Sometimes we found ourselves driven by the hype of a new feature or product. This might lead us to make decisions in a hurry, which usually is not a good thing, guts are good, but numbers and research are better. We've talked about some qualitative methods to evaluate some product fit, before by using personas.
But in some cases, just qualitative information is not enough and you will require quantitative data. There are plenty of ways and techniques to get quantitative data about a product or feature before releasing, in this article, we'll talk about a Smoke Test or fake landing pages.
You create a new page that describes your new feature or product you are planning to build, and then you ask your visitors their level of interest by adding some call to action to buy/use, but instead of leading them into the product you display a "coming soon" page thanking the user for their time and asks for contact information to keep them in the releasing loop.
What's the main metric you'll get from this test? The conversion from a visitor to a user interested in your new product/feature. You can also measure the people leaving their contact details as highly intent people. But you should not centre just in them, even the curious people are people who will convert from visitor to lead.
You can also add multiple levels to your smoke test. But you should take in consideration that you'll add a frustration point at the end by not really offering the product, so you should keep it as simple as possible. Probably not more than 2 or 3 clicks before the "coming soon" page.
To make it simple let's take the Shoes Selling App from this previous post. Someone arrived on Monday with a new idea, adding a subscription to receive new shoes periodically. This new feature might generate big income to the company but it also requires a lot of work from multiple departments to be realized.

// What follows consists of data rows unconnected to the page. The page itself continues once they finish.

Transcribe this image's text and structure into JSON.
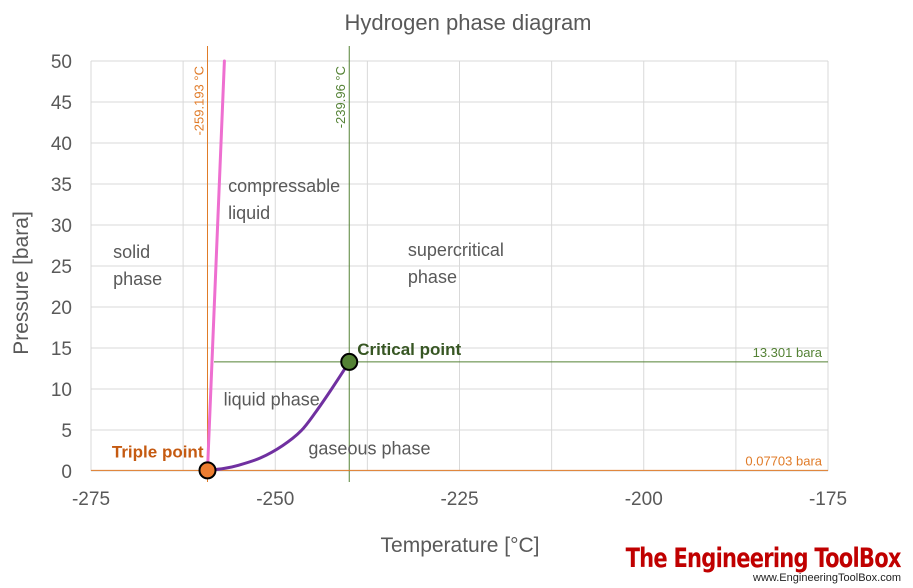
{
  "chart_data": {
    "type": "line",
    "title": "Hydrogen phase diagram",
    "xlabel": "Temperature [°C]",
    "ylabel": "Pressure [bara]",
    "xlim": [
      -275,
      -175
    ],
    "ylim": [
      0,
      50
    ],
    "x_ticks": [
      -275,
      -250,
      -225,
      -200,
      -175
    ],
    "y_ticks": [
      0,
      5,
      10,
      15,
      20,
      25,
      30,
      35,
      40,
      45,
      50
    ],
    "grid": true,
    "series": [
      {
        "color": "#ee6fd0",
        "x": [
          -259.193,
          -256.9
        ],
        "y": [
          0.07703,
          50
        ]
      },
      {
        "color": "#7030a0",
        "x": [
          -259.193,
          -257,
          -255,
          -252,
          -249,
          -246.5,
          -244.5,
          -242.5,
          -239.96
        ],
        "y": [
          0.07703,
          0.3,
          0.7,
          1.6,
          3.1,
          4.9,
          7.2,
          9.8,
          13.301
        ]
      }
    ],
    "reference_lines": [
      {
        "orientation": "vertical",
        "value": -259.193,
        "label": "-259.193 °C",
        "color": "#e07b28"
      },
      {
        "orientation": "vertical",
        "value": -239.96,
        "label": "-239.96 °C",
        "color": "#548235"
      },
      {
        "orientation": "horizontal",
        "value": 13.301,
        "label": "13.301 bara",
        "color": "#548235"
      },
      {
        "orientation": "horizontal",
        "value": 0.07703,
        "label": "0.07703 bara",
        "color": "#e07b28"
      }
    ],
    "points": [
      {
        "name": "Triple point",
        "x": -259.193,
        "y": 0.07703,
        "color": "#ed7d31",
        "label_color": "#c55a11"
      },
      {
        "name": "Critical point",
        "x": -239.96,
        "y": 13.301,
        "color": "#548235",
        "label_color": "#375623"
      }
    ],
    "regions": [
      {
        "id": "solid",
        "lines": [
          "solid",
          "phase"
        ],
        "x": -272,
        "y": 26
      },
      {
        "id": "compressable",
        "lines": [
          "compressable",
          "liquid"
        ],
        "x": -256.4,
        "y": 34
      },
      {
        "id": "supercritical",
        "lines": [
          "supercritical",
          "phase"
        ],
        "x": -232,
        "y": 26.2
      },
      {
        "id": "liquid",
        "lines": [
          "liquid phase"
        ],
        "x": -257,
        "y": 8
      },
      {
        "id": "gaseous",
        "lines": [
          "gaseous phase"
        ],
        "x": -245.5,
        "y": 2
      }
    ]
  },
  "watermark": {
    "logo_text": "The Engineering ToolBox",
    "url": "www.EngineeringToolBox.com"
  }
}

After analyzing our personas and making some qualitative analysis it seems to fit into our current user-base. But to be sure we'd also like to have some quantitative analysis that validates the proposal, we want to reduce the risks of spending lot of time and effort developing as a company a new feature that doesn't really fit in the market.

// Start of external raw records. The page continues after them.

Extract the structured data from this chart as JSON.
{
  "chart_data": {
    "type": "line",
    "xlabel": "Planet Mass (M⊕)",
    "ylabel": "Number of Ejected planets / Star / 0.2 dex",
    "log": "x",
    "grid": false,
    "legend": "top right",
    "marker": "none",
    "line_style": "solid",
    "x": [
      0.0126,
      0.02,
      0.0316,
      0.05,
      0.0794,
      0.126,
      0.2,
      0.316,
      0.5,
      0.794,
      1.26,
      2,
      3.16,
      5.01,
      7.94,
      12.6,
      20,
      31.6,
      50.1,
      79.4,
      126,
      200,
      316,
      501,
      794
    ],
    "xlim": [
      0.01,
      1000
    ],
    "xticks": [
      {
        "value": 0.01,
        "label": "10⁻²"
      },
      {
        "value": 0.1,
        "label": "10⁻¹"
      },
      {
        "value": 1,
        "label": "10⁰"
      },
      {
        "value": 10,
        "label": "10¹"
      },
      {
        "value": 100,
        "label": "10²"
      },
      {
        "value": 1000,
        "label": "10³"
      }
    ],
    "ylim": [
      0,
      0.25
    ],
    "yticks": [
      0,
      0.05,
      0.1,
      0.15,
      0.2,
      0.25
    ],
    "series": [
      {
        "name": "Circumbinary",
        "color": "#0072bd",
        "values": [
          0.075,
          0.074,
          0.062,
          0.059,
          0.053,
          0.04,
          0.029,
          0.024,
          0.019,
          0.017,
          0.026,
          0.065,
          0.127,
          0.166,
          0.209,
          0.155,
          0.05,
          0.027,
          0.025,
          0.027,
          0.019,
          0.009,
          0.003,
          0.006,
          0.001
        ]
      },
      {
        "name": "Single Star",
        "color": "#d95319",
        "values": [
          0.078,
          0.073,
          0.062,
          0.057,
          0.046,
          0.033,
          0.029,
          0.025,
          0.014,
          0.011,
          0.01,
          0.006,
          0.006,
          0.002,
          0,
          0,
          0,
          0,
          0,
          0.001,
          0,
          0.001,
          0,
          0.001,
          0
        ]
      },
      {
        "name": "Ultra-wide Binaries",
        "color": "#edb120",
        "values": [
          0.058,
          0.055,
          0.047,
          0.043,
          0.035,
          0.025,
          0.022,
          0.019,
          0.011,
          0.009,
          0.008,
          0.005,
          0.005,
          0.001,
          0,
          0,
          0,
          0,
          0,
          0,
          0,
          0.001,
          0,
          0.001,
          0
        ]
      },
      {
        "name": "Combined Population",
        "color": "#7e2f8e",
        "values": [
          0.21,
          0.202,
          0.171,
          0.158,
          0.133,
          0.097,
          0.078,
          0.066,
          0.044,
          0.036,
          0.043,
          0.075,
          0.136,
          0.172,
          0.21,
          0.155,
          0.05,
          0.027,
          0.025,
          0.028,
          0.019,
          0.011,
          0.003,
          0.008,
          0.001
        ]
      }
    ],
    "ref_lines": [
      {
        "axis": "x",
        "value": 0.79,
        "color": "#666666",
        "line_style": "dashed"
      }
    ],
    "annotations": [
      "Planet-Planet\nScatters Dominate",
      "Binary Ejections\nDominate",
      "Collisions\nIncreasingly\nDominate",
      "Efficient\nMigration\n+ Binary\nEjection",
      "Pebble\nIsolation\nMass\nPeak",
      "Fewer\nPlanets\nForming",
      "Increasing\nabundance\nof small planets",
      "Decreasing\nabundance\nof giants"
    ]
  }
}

To get the user intent we'll design a Smoke Test, this would consist of a simple landing page explaining the value proposition. Basically, it's a paid subscription to get new shoes every three months, the shoes will be chosen by our fashion specialists based on your previous orders and your profile so you don't need to care about buying new shoes.

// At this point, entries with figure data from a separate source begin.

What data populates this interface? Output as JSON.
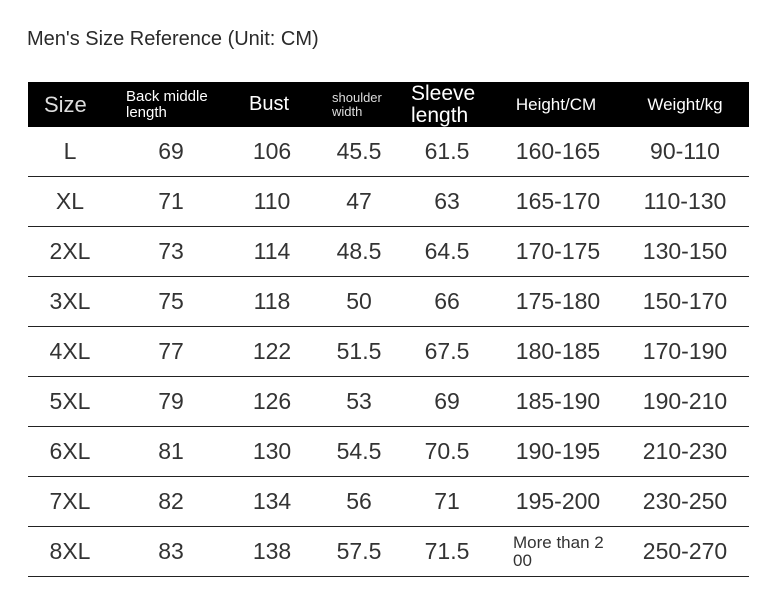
{
  "header": {
    "title": "Men's Size Reference (Unit: CM)"
  },
  "table": {
    "columns": [
      "Size",
      "Back middle length",
      "Bust",
      "shoulder width",
      "Sleeve length",
      "Height/CM",
      "Weight/kg"
    ],
    "rows": [
      [
        "L",
        "69",
        "106",
        "45.5",
        "61.5",
        "160-165",
        "90-110"
      ],
      [
        "XL",
        "71",
        "110",
        "47",
        "63",
        "165-170",
        "110-130"
      ],
      [
        "2XL",
        "73",
        "114",
        "48.5",
        "64.5",
        "170-175",
        "130-150"
      ],
      [
        "3XL",
        "75",
        "118",
        "50",
        "66",
        "175-180",
        "150-170"
      ],
      [
        "4XL",
        "77",
        "122",
        "51.5",
        "67.5",
        "180-185",
        "170-190"
      ],
      [
        "5XL",
        "79",
        "126",
        "53",
        "69",
        "185-190",
        "190-210"
      ],
      [
        "6XL",
        "81",
        "130",
        "54.5",
        "70.5",
        "190-195",
        "210-230"
      ],
      [
        "7XL",
        "82",
        "134",
        "56",
        "71",
        "195-200",
        "230-250"
      ],
      [
        "8XL",
        "83",
        "138",
        "57.5",
        "71.5",
        "More than 200",
        "250-270"
      ]
    ]
  }
}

Another important factor is: should we offer different plans? It means adding different categories as Basic, Plus, and Premium. Each category will have different prices which will affect the amount/kind of shoe you'll receive. All these things can be hard to decide just based on qualitative data.
It's going to be a two layers test. First of all, we'll have a landing page explaining our new service, our main call to action is to subscribe to this service. From this first layer, we'll get the fit into our visitors based on interest, this is important as it can validate that the feature is a necessity in our visitors' life.
As a second layer, we'll add the different tiers. Here we want to know how much a user interested in this service is ready to spend, this might help our finance prediction to determine the profitability of the new feature. It might be a nice feature but maybe it's not worth it for our company offering this new feature.
Running it is the simplest part, you just need to use low resources to set these landing pages, some data tracking, and you'll get all you need to retrieve information to analyze.
After doing this you'll get your results, let's say that from every 2000 visitors we had 1000 clicks on the call to action from the first landing page, that means that 50% of our visitors showed interest in getting this new feature. After adding this information to your qualitative analysis you can make the decision of building this new feature…or not.
It's important to validate features or products before investing time on developing them. Sometimes just a good idea is not enough, you need to validate your new features or products before spending a lot of time in development and releasing them.
Also, it's a good idea to add some quantitative data to your qualitative data, doing it you can decide easier if it's worth it to materialise the idea. You are also minimizing the risks to fail.